The mule deer is a deer indigenous to western North America; it is named for its ears, which are large like those of the mule. Two subspecies of mule deer are grouped into the black-tailed deer.
Unlike the related white-tailed deer, which is found throughout most of North America east of the Rocky Mountains and in the valleys of the Rocky Mountains from Idaho and Wyoming northward, mule deer are only found on the western Great Plains, in the Rocky Mountains, in the southwest United States, and on the west coast of North America. Mule deer have also been introduced to Argentina and Kauai, Hawaii.
The most noticeable differences between white-tailed and mule deer are ear size, tail color, and antler configuration. In many cases, body size is also a key difference. The mule deer’s tail is black-tipped, whereas the white-tailed deer’s is not. Mule deer antlers are bifurcated; they “fork” as they grow, rather than branching from a single main beam, as is the case with white-taileds.
Each spring, a buck’s antlers start to regrow almost immediately after the old antlers are shed.

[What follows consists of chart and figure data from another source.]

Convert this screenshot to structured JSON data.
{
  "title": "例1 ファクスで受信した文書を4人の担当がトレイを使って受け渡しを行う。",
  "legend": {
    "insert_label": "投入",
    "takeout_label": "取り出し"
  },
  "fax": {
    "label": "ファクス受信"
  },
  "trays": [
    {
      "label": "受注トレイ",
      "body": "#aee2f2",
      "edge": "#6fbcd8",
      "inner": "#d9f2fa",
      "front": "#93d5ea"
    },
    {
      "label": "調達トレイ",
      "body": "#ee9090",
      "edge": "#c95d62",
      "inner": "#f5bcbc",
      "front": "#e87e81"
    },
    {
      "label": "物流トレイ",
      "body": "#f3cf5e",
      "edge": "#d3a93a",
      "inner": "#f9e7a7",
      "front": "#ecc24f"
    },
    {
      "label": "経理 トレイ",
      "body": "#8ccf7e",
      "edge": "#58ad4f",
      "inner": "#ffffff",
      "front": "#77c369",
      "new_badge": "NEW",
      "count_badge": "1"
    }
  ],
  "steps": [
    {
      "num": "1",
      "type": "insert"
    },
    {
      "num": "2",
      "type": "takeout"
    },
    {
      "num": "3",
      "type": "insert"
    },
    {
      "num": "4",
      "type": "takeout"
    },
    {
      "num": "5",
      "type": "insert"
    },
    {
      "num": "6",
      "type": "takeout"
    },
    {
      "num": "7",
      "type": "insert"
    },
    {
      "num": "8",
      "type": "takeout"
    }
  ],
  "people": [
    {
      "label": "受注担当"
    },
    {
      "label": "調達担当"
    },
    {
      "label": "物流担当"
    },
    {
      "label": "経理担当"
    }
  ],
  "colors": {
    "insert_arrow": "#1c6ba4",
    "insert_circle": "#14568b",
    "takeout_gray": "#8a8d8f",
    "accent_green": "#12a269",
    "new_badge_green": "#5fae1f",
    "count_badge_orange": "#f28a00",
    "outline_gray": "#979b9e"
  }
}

Shedding typically takes place in mid-February, with variations occurring by locale. Although capable of running, mule deer are often seen stotting (also called pronking), with all four feet coming down together.
The mule deer is the larger of the three Odocoileus species on average, with a height of 31–42 in at the shoulders and a nose-to-tail length ranging from 3.9 to 6.9 ft. Of this, the tail may comprise 4.6 to 9.1 in. Adult bucks normally weigh 121–331 lb, averaging around 203 lb, although trophy specimens may weigh up to 460 lb. Does are smaller and typically weigh from 95 to 198 lb, with an average of around 150 lb.
Unlike the white-tailed, the mule deer does not generally show marked size variation across its range, although environmental conditions can cause considerable weight fluctuations in any given population. An exception to this is the Sitka deer subspecies. This race is markedly smaller than other mule deer, with an average weight of 120 lb and 79 lb in males and females, respectively.